You’d be walking home after Sunday evening church. A few minutes past the golden hour, to the mauve hour, when the sun shafts are gone, but the sky is still lighter than the tree trunks. Woods on the right, the creek down the hill on the left side, and far across the creek and beyond the fields, the occasional light from a house. The trees are close on this right side, shadowing the road from a stirring roof overhead.
You have long memorized the bumps of the road; you’ve walked it since you were a child. For anyone else it would be too shadowed at this hour for steady steps.
Far off through the trees there’s a light, moving from trunk to trunk, gently, neither hiding nor hurrying, but coming your way. It’s a cool light, toward blue. The blue shimmers like a northern light, with an internal dance that shifts the shape of the flame second by second.
When the flame reaches the road a stone throw ahead of you, it stops. It is clearly there for you. After you also stop and collect your puzzled thoughts toward the blue flickering point, the flame stops dancing, contracts into its own center, then stretches four arms back out into the unmistakeable sign of a Baptist cross, like the one atop all the country churches. There it stands for a long minute, in a brighter, steadier blue glow. It stands, you stand, breathing. Then it contracts again back into its own center, and is gone. The dark returns.
You wait for something else but there is nothing else. Then, when the frogs timidly start again in the creek and the owl resumes her rollcall, you notice how quiet the woods had already become.
It’s always on a road like this and a night like this. It’s always after evening church service.

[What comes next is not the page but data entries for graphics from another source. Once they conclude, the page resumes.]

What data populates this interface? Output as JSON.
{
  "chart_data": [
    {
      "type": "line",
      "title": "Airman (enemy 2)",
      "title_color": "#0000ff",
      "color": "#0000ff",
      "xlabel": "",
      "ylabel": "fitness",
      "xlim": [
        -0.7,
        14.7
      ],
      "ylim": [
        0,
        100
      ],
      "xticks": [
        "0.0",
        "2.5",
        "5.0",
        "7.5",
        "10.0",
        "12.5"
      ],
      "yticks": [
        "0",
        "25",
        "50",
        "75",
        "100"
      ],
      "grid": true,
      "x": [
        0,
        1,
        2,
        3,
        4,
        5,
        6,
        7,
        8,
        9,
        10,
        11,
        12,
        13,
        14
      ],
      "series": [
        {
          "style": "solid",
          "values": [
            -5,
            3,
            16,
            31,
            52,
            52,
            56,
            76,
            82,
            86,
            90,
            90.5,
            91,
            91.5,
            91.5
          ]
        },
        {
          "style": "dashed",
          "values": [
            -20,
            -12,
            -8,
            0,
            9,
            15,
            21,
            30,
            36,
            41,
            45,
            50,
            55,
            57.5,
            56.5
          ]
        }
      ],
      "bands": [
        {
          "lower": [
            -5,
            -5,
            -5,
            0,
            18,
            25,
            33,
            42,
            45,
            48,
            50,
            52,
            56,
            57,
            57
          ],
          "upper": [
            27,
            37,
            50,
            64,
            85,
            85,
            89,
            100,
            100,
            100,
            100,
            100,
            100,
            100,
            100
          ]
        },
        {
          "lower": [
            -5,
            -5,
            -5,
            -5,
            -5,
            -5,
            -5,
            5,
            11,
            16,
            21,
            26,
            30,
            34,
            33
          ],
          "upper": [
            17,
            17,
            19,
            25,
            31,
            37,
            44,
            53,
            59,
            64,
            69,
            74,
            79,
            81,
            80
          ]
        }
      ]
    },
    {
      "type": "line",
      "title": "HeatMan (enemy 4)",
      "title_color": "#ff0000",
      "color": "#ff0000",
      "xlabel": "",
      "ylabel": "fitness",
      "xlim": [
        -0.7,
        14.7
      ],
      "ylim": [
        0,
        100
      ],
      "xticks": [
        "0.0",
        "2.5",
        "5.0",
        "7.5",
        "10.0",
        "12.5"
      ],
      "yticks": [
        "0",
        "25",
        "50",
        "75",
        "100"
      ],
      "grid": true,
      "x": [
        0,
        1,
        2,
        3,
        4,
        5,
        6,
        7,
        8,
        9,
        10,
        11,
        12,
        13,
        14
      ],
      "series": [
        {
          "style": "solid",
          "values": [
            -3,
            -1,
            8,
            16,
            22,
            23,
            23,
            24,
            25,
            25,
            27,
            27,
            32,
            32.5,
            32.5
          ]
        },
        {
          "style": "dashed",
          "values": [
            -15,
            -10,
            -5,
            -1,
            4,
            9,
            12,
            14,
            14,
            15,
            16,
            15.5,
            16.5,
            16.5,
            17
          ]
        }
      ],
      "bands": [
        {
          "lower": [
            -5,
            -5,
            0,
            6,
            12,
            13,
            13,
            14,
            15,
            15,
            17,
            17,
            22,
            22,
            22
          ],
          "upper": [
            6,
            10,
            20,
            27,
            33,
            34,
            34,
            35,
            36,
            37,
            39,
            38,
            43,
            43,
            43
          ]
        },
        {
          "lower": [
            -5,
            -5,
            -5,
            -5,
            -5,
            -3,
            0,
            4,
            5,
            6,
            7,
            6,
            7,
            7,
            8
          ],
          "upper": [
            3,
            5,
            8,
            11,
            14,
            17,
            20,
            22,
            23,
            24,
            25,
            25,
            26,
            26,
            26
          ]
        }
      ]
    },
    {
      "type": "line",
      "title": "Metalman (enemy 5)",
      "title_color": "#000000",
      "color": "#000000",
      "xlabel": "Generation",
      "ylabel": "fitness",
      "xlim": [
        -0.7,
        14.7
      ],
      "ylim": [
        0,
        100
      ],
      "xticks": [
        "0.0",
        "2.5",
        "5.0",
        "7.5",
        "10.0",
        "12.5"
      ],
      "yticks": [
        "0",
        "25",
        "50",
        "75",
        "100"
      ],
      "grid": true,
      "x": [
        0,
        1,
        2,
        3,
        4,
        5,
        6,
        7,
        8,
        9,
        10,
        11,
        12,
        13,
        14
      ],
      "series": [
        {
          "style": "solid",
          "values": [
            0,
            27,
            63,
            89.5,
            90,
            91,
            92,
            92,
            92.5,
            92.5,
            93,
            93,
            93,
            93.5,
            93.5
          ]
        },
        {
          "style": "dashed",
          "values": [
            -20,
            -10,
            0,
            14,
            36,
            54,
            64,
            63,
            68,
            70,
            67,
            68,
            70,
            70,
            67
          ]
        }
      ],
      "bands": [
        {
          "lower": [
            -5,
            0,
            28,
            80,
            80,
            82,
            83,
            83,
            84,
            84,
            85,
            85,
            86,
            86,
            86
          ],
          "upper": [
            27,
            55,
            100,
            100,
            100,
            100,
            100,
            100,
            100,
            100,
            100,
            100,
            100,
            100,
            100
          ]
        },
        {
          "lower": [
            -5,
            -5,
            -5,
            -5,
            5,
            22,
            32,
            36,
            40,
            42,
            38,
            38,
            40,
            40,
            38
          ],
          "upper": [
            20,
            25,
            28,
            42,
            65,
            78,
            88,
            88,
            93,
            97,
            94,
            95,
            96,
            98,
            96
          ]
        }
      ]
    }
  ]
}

Never across open ground, never near graves. This is not the cemetery wisp. This is no prophecy; no knowledge is offered and there is nothing asked of you.

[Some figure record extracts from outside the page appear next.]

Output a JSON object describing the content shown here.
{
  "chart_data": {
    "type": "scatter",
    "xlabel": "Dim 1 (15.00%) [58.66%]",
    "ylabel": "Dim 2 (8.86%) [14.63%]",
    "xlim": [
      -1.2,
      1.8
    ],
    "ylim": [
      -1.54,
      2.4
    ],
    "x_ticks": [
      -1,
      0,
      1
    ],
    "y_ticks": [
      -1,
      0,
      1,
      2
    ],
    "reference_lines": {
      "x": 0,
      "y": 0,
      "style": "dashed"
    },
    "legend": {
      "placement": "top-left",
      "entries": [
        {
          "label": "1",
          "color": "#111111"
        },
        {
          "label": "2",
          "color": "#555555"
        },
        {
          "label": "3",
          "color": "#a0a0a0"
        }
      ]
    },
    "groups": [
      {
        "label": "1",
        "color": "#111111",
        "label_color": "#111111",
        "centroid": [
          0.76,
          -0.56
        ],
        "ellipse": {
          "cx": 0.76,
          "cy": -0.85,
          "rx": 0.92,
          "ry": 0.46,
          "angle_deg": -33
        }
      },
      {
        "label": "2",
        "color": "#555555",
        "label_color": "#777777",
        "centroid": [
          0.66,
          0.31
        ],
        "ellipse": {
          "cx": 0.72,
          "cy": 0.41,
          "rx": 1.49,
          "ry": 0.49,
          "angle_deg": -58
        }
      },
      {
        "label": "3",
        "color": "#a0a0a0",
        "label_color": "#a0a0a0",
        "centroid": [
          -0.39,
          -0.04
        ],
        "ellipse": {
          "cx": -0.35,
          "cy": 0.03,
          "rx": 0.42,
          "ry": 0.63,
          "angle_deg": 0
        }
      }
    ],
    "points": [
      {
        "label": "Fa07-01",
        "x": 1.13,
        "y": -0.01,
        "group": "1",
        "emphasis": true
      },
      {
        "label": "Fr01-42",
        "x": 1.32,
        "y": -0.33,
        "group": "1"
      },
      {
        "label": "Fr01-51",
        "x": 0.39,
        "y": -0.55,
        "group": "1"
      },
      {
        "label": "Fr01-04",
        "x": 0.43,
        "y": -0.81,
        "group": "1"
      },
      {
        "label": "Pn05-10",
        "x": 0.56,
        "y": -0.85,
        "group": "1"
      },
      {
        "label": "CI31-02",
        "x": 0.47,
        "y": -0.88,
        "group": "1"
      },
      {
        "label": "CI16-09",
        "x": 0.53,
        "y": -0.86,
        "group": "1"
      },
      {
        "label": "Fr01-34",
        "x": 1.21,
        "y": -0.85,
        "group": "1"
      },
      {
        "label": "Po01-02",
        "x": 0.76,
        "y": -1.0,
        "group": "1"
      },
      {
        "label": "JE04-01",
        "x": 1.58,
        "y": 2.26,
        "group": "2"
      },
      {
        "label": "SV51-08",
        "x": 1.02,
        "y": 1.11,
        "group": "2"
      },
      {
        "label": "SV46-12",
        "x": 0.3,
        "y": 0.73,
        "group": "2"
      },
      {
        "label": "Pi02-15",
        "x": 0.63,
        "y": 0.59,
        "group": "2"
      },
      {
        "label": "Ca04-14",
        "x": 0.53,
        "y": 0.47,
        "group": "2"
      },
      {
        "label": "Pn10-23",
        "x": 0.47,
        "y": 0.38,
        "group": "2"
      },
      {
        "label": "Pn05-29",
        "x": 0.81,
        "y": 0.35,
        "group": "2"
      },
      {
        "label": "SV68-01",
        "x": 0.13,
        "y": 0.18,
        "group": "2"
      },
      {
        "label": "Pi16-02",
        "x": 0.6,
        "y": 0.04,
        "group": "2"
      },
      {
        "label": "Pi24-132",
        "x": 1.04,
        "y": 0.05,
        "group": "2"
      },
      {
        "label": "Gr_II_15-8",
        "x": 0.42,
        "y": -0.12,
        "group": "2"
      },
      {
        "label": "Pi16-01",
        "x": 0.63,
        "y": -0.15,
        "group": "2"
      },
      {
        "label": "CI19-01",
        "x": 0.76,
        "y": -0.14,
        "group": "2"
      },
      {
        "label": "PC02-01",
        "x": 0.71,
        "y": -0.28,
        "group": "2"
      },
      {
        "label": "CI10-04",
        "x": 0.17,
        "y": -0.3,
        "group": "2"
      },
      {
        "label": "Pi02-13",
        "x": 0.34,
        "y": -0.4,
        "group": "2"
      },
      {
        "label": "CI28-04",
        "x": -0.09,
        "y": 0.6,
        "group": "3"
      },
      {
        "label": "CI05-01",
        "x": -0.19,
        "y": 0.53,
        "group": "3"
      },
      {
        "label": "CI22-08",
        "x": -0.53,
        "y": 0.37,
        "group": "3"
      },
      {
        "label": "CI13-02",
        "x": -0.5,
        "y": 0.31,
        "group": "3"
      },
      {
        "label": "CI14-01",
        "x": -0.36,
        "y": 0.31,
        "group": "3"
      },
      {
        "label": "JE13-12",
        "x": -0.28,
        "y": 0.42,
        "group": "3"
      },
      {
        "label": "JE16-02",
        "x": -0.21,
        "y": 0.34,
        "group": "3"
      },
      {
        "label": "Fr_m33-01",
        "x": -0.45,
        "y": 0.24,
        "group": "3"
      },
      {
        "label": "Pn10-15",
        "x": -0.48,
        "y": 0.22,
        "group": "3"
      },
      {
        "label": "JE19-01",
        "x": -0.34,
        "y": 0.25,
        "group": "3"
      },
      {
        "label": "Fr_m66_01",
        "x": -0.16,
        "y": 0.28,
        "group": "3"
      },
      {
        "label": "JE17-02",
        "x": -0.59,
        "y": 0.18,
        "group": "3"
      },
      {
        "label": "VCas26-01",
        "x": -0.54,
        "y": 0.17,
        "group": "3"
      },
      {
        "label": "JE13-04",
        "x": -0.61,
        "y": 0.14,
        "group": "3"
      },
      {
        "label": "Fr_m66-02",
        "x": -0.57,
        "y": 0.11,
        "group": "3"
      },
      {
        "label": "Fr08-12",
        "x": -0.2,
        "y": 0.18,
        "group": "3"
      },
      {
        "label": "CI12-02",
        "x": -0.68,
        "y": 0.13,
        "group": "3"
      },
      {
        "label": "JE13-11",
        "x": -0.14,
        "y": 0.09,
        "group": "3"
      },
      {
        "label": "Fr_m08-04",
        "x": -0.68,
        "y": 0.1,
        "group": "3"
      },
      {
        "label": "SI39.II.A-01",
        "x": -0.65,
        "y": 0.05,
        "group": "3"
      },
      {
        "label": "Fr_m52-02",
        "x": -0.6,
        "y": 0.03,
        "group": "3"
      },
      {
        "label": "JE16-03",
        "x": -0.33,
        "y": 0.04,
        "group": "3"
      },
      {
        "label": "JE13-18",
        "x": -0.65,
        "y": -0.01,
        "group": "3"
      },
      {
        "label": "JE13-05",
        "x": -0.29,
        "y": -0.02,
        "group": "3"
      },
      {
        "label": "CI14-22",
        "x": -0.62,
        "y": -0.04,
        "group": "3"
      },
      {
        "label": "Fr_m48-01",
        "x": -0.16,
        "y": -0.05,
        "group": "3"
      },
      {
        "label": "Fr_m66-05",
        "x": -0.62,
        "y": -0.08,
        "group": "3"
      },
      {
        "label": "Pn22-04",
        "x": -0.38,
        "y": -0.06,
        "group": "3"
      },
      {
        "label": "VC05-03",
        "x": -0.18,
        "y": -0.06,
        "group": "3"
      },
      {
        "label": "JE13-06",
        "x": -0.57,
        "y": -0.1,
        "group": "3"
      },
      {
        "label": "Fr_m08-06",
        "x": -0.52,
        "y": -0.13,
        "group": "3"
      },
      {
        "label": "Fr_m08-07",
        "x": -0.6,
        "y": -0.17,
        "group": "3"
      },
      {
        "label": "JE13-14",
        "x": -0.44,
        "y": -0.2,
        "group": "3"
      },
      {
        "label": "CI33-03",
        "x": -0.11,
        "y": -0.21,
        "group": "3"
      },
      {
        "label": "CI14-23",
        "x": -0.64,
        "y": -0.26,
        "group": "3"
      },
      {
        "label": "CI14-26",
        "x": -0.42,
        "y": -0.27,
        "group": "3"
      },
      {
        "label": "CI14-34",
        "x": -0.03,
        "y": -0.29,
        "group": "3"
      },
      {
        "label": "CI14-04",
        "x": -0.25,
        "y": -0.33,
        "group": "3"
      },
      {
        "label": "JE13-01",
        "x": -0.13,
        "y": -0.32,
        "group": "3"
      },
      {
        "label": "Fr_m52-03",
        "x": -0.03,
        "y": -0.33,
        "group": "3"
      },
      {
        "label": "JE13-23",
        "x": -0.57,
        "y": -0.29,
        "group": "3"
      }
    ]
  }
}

You’ll only see the blue cross once in your life. You’ll hesitate to tell anyone, because you’re not sure what it meant. But then, always, and within a few days, a death of someone you know. You’ll wonder if the blue cross was to warn you – that’s natural – but it doesn’t feel like a warning.

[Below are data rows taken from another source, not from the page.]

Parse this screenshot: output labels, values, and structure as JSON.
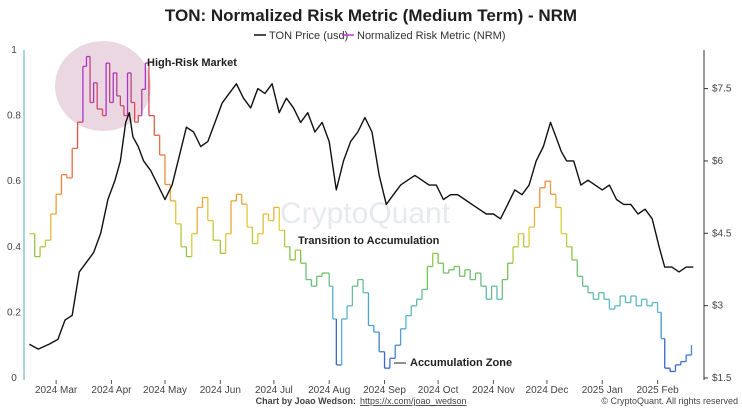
{
  "chart_data": {
    "type": "line",
    "title": "TON: Normalized Risk Metric (Medium Term) - NRM",
    "legend": [
      "TON Price (usd)",
      "Normalized Risk Metric (NRM)"
    ],
    "legend_position": "top",
    "x_ticks": [
      "2024 Mar",
      "2024 Apr",
      "2024 May",
      "2024 Jun",
      "2024 Jul",
      "2024 Aug",
      "2024 Sep",
      "2024 Oct",
      "2024 Nov",
      "2024 Dec",
      "2025 Jan",
      "2025 Feb"
    ],
    "y_left_ticks": [
      "0",
      "0.2",
      "0.4",
      "0.6",
      "0.8",
      "1"
    ],
    "y_left_range": [
      0,
      1
    ],
    "y_right_ticks": [
      "$1.5",
      "$3",
      "$4.5",
      "$6",
      "$7.5"
    ],
    "y_right_range": [
      1.5,
      8.3
    ],
    "grid": false,
    "series": [
      {
        "name": "TON Price (usd)",
        "color": "#111111",
        "points": [
          [
            "2024-02-15",
            2.2
          ],
          [
            "2024-02-20",
            2.1
          ],
          [
            "2024-02-26",
            2.2
          ],
          [
            "2024-03-02",
            2.3
          ],
          [
            "2024-03-06",
            2.7
          ],
          [
            "2024-03-10",
            2.8
          ],
          [
            "2024-03-14",
            3.7
          ],
          [
            "2024-03-18",
            3.9
          ],
          [
            "2024-03-22",
            4.1
          ],
          [
            "2024-03-26",
            4.5
          ],
          [
            "2024-03-30",
            5.2
          ],
          [
            "2024-04-03",
            5.6
          ],
          [
            "2024-04-06",
            6.0
          ],
          [
            "2024-04-09",
            6.8
          ],
          [
            "2024-04-11",
            7.0
          ],
          [
            "2024-04-13",
            6.5
          ],
          [
            "2024-04-16",
            6.3
          ],
          [
            "2024-04-19",
            6.0
          ],
          [
            "2024-04-23",
            5.8
          ],
          [
            "2024-04-27",
            5.5
          ],
          [
            "2024-05-01",
            5.2
          ],
          [
            "2024-05-05",
            5.5
          ],
          [
            "2024-05-09",
            6.1
          ],
          [
            "2024-05-13",
            6.7
          ],
          [
            "2024-05-17",
            6.6
          ],
          [
            "2024-05-21",
            6.3
          ],
          [
            "2024-05-25",
            6.4
          ],
          [
            "2024-05-29",
            6.8
          ],
          [
            "2024-06-02",
            7.2
          ],
          [
            "2024-06-06",
            7.4
          ],
          [
            "2024-06-10",
            7.6
          ],
          [
            "2024-06-14",
            7.3
          ],
          [
            "2024-06-18",
            7.1
          ],
          [
            "2024-06-22",
            7.5
          ],
          [
            "2024-06-26",
            7.4
          ],
          [
            "2024-06-30",
            7.6
          ],
          [
            "2024-07-04",
            7.0
          ],
          [
            "2024-07-08",
            7.3
          ],
          [
            "2024-07-12",
            7.1
          ],
          [
            "2024-07-16",
            6.8
          ],
          [
            "2024-07-20",
            7.0
          ],
          [
            "2024-07-24",
            6.6
          ],
          [
            "2024-07-28",
            6.8
          ],
          [
            "2024-08-01",
            6.4
          ],
          [
            "2024-08-05",
            5.4
          ],
          [
            "2024-08-09",
            6.0
          ],
          [
            "2024-08-13",
            6.4
          ],
          [
            "2024-08-17",
            6.6
          ],
          [
            "2024-08-21",
            6.9
          ],
          [
            "2024-08-25",
            6.6
          ],
          [
            "2024-08-29",
            5.7
          ],
          [
            "2024-09-02",
            5.1
          ],
          [
            "2024-09-06",
            5.3
          ],
          [
            "2024-09-10",
            5.5
          ],
          [
            "2024-09-14",
            5.6
          ],
          [
            "2024-09-18",
            5.7
          ],
          [
            "2024-09-22",
            5.6
          ],
          [
            "2024-09-26",
            5.5
          ],
          [
            "2024-09-30",
            5.5
          ],
          [
            "2024-10-04",
            5.2
          ],
          [
            "2024-10-08",
            5.3
          ],
          [
            "2024-10-12",
            5.3
          ],
          [
            "2024-10-16",
            5.2
          ],
          [
            "2024-10-20",
            5.1
          ],
          [
            "2024-10-24",
            5.0
          ],
          [
            "2024-10-28",
            4.9
          ],
          [
            "2024-11-01",
            4.9
          ],
          [
            "2024-11-05",
            4.8
          ],
          [
            "2024-11-09",
            5.1
          ],
          [
            "2024-11-13",
            5.4
          ],
          [
            "2024-11-17",
            5.3
          ],
          [
            "2024-11-21",
            5.5
          ],
          [
            "2024-11-25",
            6.0
          ],
          [
            "2024-11-29",
            6.3
          ],
          [
            "2024-12-03",
            6.8
          ],
          [
            "2024-12-06",
            6.5
          ],
          [
            "2024-12-09",
            6.2
          ],
          [
            "2024-12-12",
            6.0
          ],
          [
            "2024-12-16",
            6.0
          ],
          [
            "2024-12-20",
            5.5
          ],
          [
            "2024-12-24",
            5.6
          ],
          [
            "2024-12-28",
            5.5
          ],
          [
            "2025-01-01",
            5.4
          ],
          [
            "2025-01-05",
            5.5
          ],
          [
            "2025-01-09",
            5.2
          ],
          [
            "2025-01-13",
            5.1
          ],
          [
            "2025-01-17",
            5.1
          ],
          [
            "2025-01-21",
            4.9
          ],
          [
            "2025-01-25",
            5.0
          ],
          [
            "2025-01-29",
            4.8
          ],
          [
            "2025-02-02",
            4.2
          ],
          [
            "2025-02-05",
            3.8
          ],
          [
            "2025-02-09",
            3.8
          ],
          [
            "2025-02-13",
            3.7
          ],
          [
            "2025-02-17",
            3.8
          ],
          [
            "2025-02-21",
            3.8
          ]
        ]
      },
      {
        "name": "Normalized Risk Metric (NRM)",
        "color_scale": [
          [
            0.0,
            "#3557c8"
          ],
          [
            0.2,
            "#57b7d8"
          ],
          [
            0.35,
            "#7cc24e"
          ],
          [
            0.45,
            "#e3cf3a"
          ],
          [
            0.6,
            "#f08a3c"
          ],
          [
            0.78,
            "#e0504a"
          ],
          [
            0.9,
            "#a23ab8"
          ],
          [
            1.0,
            "#b22fd8"
          ]
        ],
        "points": [
          [
            "2024-02-15",
            0.44
          ],
          [
            "2024-02-18",
            0.37
          ],
          [
            "2024-02-21",
            0.4
          ],
          [
            "2024-02-24",
            0.42
          ],
          [
            "2024-02-27",
            0.5
          ],
          [
            "2024-03-01",
            0.56
          ],
          [
            "2024-03-04",
            0.62
          ],
          [
            "2024-03-07",
            0.61
          ],
          [
            "2024-03-10",
            0.7
          ],
          [
            "2024-03-13",
            0.78
          ],
          [
            "2024-03-16",
            0.95
          ],
          [
            "2024-03-18",
            0.98
          ],
          [
            "2024-03-20",
            0.84
          ],
          [
            "2024-03-22",
            0.9
          ],
          [
            "2024-03-24",
            0.82
          ],
          [
            "2024-03-27",
            0.8
          ],
          [
            "2024-03-29",
            0.96
          ],
          [
            "2024-03-31",
            0.84
          ],
          [
            "2024-04-02",
            0.93
          ],
          [
            "2024-04-04",
            0.86
          ],
          [
            "2024-04-06",
            0.83
          ],
          [
            "2024-04-08",
            0.8
          ],
          [
            "2024-04-10",
            0.93
          ],
          [
            "2024-04-12",
            0.84
          ],
          [
            "2024-04-14",
            0.78
          ],
          [
            "2024-04-16",
            0.8
          ],
          [
            "2024-04-18",
            0.88
          ],
          [
            "2024-04-20",
            0.96
          ],
          [
            "2024-04-22",
            0.8
          ],
          [
            "2024-04-25",
            0.74
          ],
          [
            "2024-04-28",
            0.68
          ],
          [
            "2024-05-01",
            0.59
          ],
          [
            "2024-05-04",
            0.54
          ],
          [
            "2024-05-07",
            0.47
          ],
          [
            "2024-05-10",
            0.4
          ],
          [
            "2024-05-13",
            0.37
          ],
          [
            "2024-05-16",
            0.44
          ],
          [
            "2024-05-19",
            0.52
          ],
          [
            "2024-05-22",
            0.55
          ],
          [
            "2024-05-25",
            0.48
          ],
          [
            "2024-05-28",
            0.42
          ],
          [
            "2024-06-01",
            0.38
          ],
          [
            "2024-06-04",
            0.44
          ],
          [
            "2024-06-07",
            0.54
          ],
          [
            "2024-06-10",
            0.56
          ],
          [
            "2024-06-13",
            0.53
          ],
          [
            "2024-06-16",
            0.46
          ],
          [
            "2024-06-19",
            0.41
          ],
          [
            "2024-06-22",
            0.44
          ],
          [
            "2024-06-25",
            0.5
          ],
          [
            "2024-06-28",
            0.48
          ],
          [
            "2024-07-01",
            0.52
          ],
          [
            "2024-07-04",
            0.45
          ],
          [
            "2024-07-07",
            0.4
          ],
          [
            "2024-07-10",
            0.36
          ],
          [
            "2024-07-13",
            0.39
          ],
          [
            "2024-07-16",
            0.35
          ],
          [
            "2024-07-19",
            0.3
          ],
          [
            "2024-07-22",
            0.28
          ],
          [
            "2024-07-25",
            0.31
          ],
          [
            "2024-07-28",
            0.32
          ],
          [
            "2024-08-01",
            0.28
          ],
          [
            "2024-08-03",
            0.18
          ],
          [
            "2024-08-05",
            0.04
          ],
          [
            "2024-08-08",
            0.18
          ],
          [
            "2024-08-11",
            0.22
          ],
          [
            "2024-08-14",
            0.28
          ],
          [
            "2024-08-17",
            0.3
          ],
          [
            "2024-08-20",
            0.26
          ],
          [
            "2024-08-23",
            0.16
          ],
          [
            "2024-08-26",
            0.14
          ],
          [
            "2024-08-29",
            0.08
          ],
          [
            "2024-09-01",
            0.03
          ],
          [
            "2024-09-04",
            0.06
          ],
          [
            "2024-09-07",
            0.1
          ],
          [
            "2024-09-10",
            0.15
          ],
          [
            "2024-09-13",
            0.19
          ],
          [
            "2024-09-16",
            0.22
          ],
          [
            "2024-09-19",
            0.24
          ],
          [
            "2024-09-22",
            0.27
          ],
          [
            "2024-09-25",
            0.34
          ],
          [
            "2024-09-28",
            0.38
          ],
          [
            "2024-10-01",
            0.35
          ],
          [
            "2024-10-04",
            0.32
          ],
          [
            "2024-10-07",
            0.33
          ],
          [
            "2024-10-10",
            0.34
          ],
          [
            "2024-10-13",
            0.31
          ],
          [
            "2024-10-16",
            0.33
          ],
          [
            "2024-10-19",
            0.3
          ],
          [
            "2024-10-22",
            0.32
          ],
          [
            "2024-10-25",
            0.28
          ],
          [
            "2024-10-28",
            0.24
          ],
          [
            "2024-10-31",
            0.28
          ],
          [
            "2024-11-03",
            0.24
          ],
          [
            "2024-11-06",
            0.3
          ],
          [
            "2024-11-09",
            0.35
          ],
          [
            "2024-11-12",
            0.4
          ],
          [
            "2024-11-15",
            0.44
          ],
          [
            "2024-11-18",
            0.4
          ],
          [
            "2024-11-21",
            0.46
          ],
          [
            "2024-11-24",
            0.52
          ],
          [
            "2024-11-27",
            0.58
          ],
          [
            "2024-11-30",
            0.6
          ],
          [
            "2024-12-03",
            0.56
          ],
          [
            "2024-12-06",
            0.52
          ],
          [
            "2024-12-09",
            0.44
          ],
          [
            "2024-12-12",
            0.4
          ],
          [
            "2024-12-15",
            0.36
          ],
          [
            "2024-12-18",
            0.31
          ],
          [
            "2024-12-21",
            0.28
          ],
          [
            "2024-12-24",
            0.26
          ],
          [
            "2024-12-27",
            0.24
          ],
          [
            "2024-12-30",
            0.26
          ],
          [
            "2025-01-02",
            0.24
          ],
          [
            "2025-01-05",
            0.21
          ],
          [
            "2025-01-08",
            0.22
          ],
          [
            "2025-01-11",
            0.25
          ],
          [
            "2025-01-14",
            0.23
          ],
          [
            "2025-01-17",
            0.25
          ],
          [
            "2025-01-20",
            0.22
          ],
          [
            "2025-01-23",
            0.24
          ],
          [
            "2025-01-26",
            0.22
          ],
          [
            "2025-01-29",
            0.23
          ],
          [
            "2025-02-01",
            0.2
          ],
          [
            "2025-02-03",
            0.12
          ],
          [
            "2025-02-05",
            0.03
          ],
          [
            "2025-02-08",
            0.02
          ],
          [
            "2025-02-11",
            0.04
          ],
          [
            "2025-02-14",
            0.05
          ],
          [
            "2025-02-17",
            0.07
          ],
          [
            "2025-02-20",
            0.1
          ]
        ]
      }
    ],
    "annotations": [
      "High-Risk Market",
      "Transition to Accumulation",
      "Accumulation Zone"
    ],
    "watermark": "CryptoQuant",
    "footer": {
      "credit": "Chart by Joao Wedson:",
      "link": "https://x.com/joao_wedson",
      "copyright": "© CryptoQuant. All rights reserved"
    }
  }
}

Later, as you casually ask around, you’ll realize there is no-one you know who has seen the blue cross, but many of them have known someone who said they heard of it.
As best I can tell, it means something like this:
“Death is known to me. I start your mornings and I count your evenings. When the old ones leave the church building to walk their dirt roads toward home, I count their steps. And as the road and the woods and the steeple-bells age, to tell them all their time runs old, I watch. Death is not my friend, but is an acquaintance, and I count his steps too.”